Automatically opening doors is a possibility, but they add cost, increase maintenance, and opportunity for malfunction, and must be programmed to open and close slowly so as not to injure anyone. And a slowly closing door creates a vast vulnerability—tailgating, which frustrates the purpose of access control in the first place.
Other hands-free options are more viable and cost effective. For inward-swinging doors, a user can push open the door with a shoulder, forearm, elbow, or even an object in their hand. Doors that swing either way are a bad idea unless they are transparent, and organizations likely won’t be replacing their opaque doors with glass counterparts en masse. For outward-opening doors, some organizations ask their staff to use a paper towel, napkin, tissue, glove, shirtsleeve, jacket, or some other article or item. Some offices keep paper towels, sanitizer, and a trash pail at each door.
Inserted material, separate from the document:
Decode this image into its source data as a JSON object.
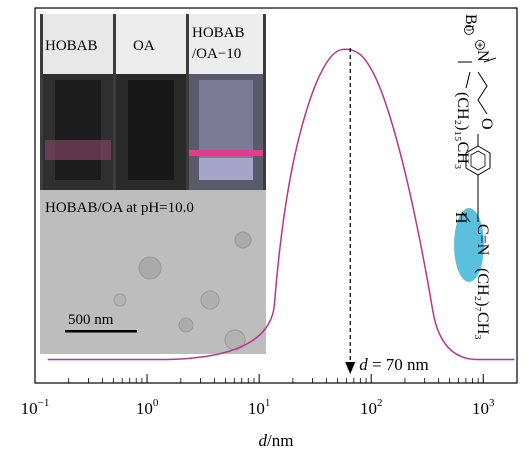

Some companies have issued staff a brass hook-like handheld device that can be used to pull open doors and push buttons. A fastidious user could enter through one or more doors, then clean the device once they get to their desk or other destination. Several variations of this kind of device are now available on the market. In addition, critics say that the device doesn’t offer much protection if it isn’t cleaned regularly.
Enhancing the Access Experience
While safety and security are paramount, of course, touchless technology conveys the “it” factor. It’s a modern, sleek technology that suits fast-paced lives in a fashionable way. Such features can mean the difference in a hot startup company signing a lease for your space or looking elsewhere in a depressed market for office rentals.
And subleases are pouring into the market as companies downsize or shift staff to home office. Unlike landlords, who are often content to sit on empty properties, tenants require cash flow. Companies looking to cut costs by subletting their rental properties can gain an edge in this competitive market by showcasing next-generation commercial access control feature.